South Korean regulators are currently monitoring the trading in the OTC crypto market to avoid its criminal use.

The South Korean Supreme Prosecutors’ Office Criminal Law Academy held a session focusing on virtual currencies’ challenges and issues in light of rising crimes involving virtual currencies, such as fraud and money laundering.

Deputy Chief Prosecutor Ki No-seong and Park Min-woo from the Financial Services Commission addressed concerns, particularly highlighting the issues surrounding over-the-counter (OTC) trading and the deposit business of virtual currencies. They emphasized the need for stricter regulations as these platforms often operate outside standard oversight, providing avenues for illegal activities.

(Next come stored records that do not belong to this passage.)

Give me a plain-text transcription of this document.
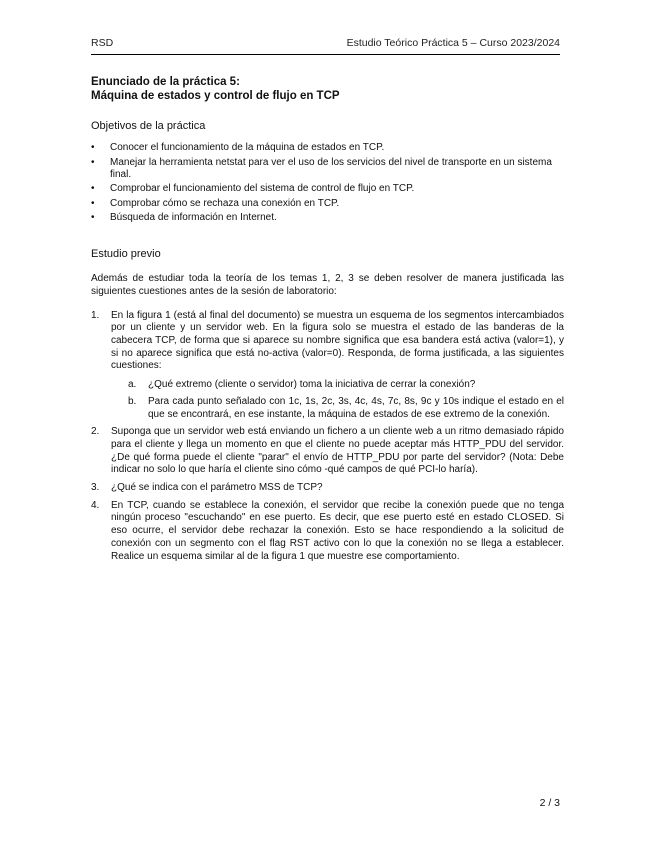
RSD	Estudio Teórico Práctica 5 – Curso 2023/2024
Enunciado de la práctica 5:
Máquina de estados y control de flujo en TCP
Objetivos de la práctica
• Conocer el funcionamiento de la máquina de estados en TCP.
• Manejar la herramienta netstat para ver el uso de los servicios del nivel de transporte en un sistema final.
• Comprobar el funcionamiento del sistema de control de flujo en TCP.
• Comprobar cómo se rechaza una conexión en TCP.
• Búsqueda de información en Internet.
Estudio previo

Además de estudiar toda la teoría de los temas 1, 2, 3 se deben resolver de manera justificada las siguientes cuestiones antes de la sesión de laboratorio:

1. En la figura 1 (está al final del documento) se muestra un esquema de los segmentos intercambiados por un cliente y un servidor web. En la figura solo se muestra el estado de las banderas de la cabecera TCP, de forma que si aparece su nombre significa que esa bandera está activa (valor=1), y si no aparece significa que está no-activa (valor=0). Responda, de forma justificada, a las siguientes cuestiones:
a. ¿Qué extremo (cliente o servidor) toma la iniciativa de cerrar la conexión?
b. Para cada punto señalado con 1c, 1s, 2c, 3s, 4c, 4s, 7c, 8s, 9c y 10s indique el estado en el que se encontrará, en ese instante, la máquina de estados de ese extremo de la conexión.
2. Suponga que un servidor web está enviando un fichero a un cliente web a un ritmo demasiado rápido para el cliente y llega un momento en que el cliente no puede aceptar más HTTP_PDU del servidor. ¿De qué forma puede el cliente "parar" el envío de HTTP_PDU por parte del servidor? (Nota: Debe indicar no solo lo que haría el cliente sino cómo -qué campos de qué PCI-lo haría).
3. ¿Qué se indica con el parámetro MSS de TCP?
4. En TCP, cuando se establece la conexión, el servidor que recibe la conexión puede que no tenga ningún proceso "escuchando" en ese puerto. Es decir, que ese puerto esté en estado CLOSED. Si eso ocurre, el servidor debe rechazar la conexión. Esto se hace respondiendo a la solicitud de conexión con un segmento con el flag RST activo con lo que la conexión no se llega a establecer. Realice un esquema similar al de la figura 1 que muestre ese comportamiento.
2 / 3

OTC trading in crypto: main concerns

OTC trading in the context of virtual currency allows investors to maintain privacy and confidentiality in their transactions. Unlike standard, monitored, and regulated exchanges, OTC transactions can occur without oversight, leading to potential misuse.

Deputy Chief Prosecutor Ki drew attention to illegal virtual currency OTC companies that convert illicitly acquired virtual currency into foreign currency or Korean won. These platforms are likened to a “black market” for virtual currency trading, enabling trades at any desired price without monitoring or tracking.

He highlighted that OTC platforms are often exploited to launder money or hide criminal profits, obscuring the origins of the virtual currency obtained through illegal means such as hacking or ransomware. Recent incidents have seen illegal foreign exchange transactions through OTC, bypassing official financial markets and leading to arrests, he noted.

Simultaneously, there is rising concern over the virtual currency deposit business, which pays customers interest when they deposit cryptocurrencies like Bitcoin (BTC) or Ethereum (ETH). The issue is the lack of transparency, as these deposit companies do not currently need to disclose their investment details to customers.

The officials said incidents like suspending deposits and withdrawals at Delio and Haru Invest highlight the risks. These companies suddenly halted cryptocurrency withdrawals, leading to customer uproar and legal complaints.

The forthcoming Virtual Asset Act, set to be implemented in July next year, aims to address such issues by enforcing tighter regulations. The act mandates that virtual asset operators must hold a substantial amount of the same cryptocurrency entrusted by their users, effectively curbing the opaque operations of the virtual currency deposit business.

What is OTC trading?

OTC trading, or over-the-counter trading, is a type of trading that occurs directly between two parties without the involvement of an exchange. In OTC, dealers act as market makers by providing quotes for buying and selling digital assets, regardless of their exchange price.

OTC trading has gained significant popularity in cryptocurrency. With the rise of digital assets, there has been a growing demand for OTC services from institutional investors.

However, many traders have hesitated to enter numerous platforms’ unregulated environments. To address this concern, some companies, like Huobi, have introduced fully regulated OTC desks to provide institutional investors with a secure and compliant trading environment.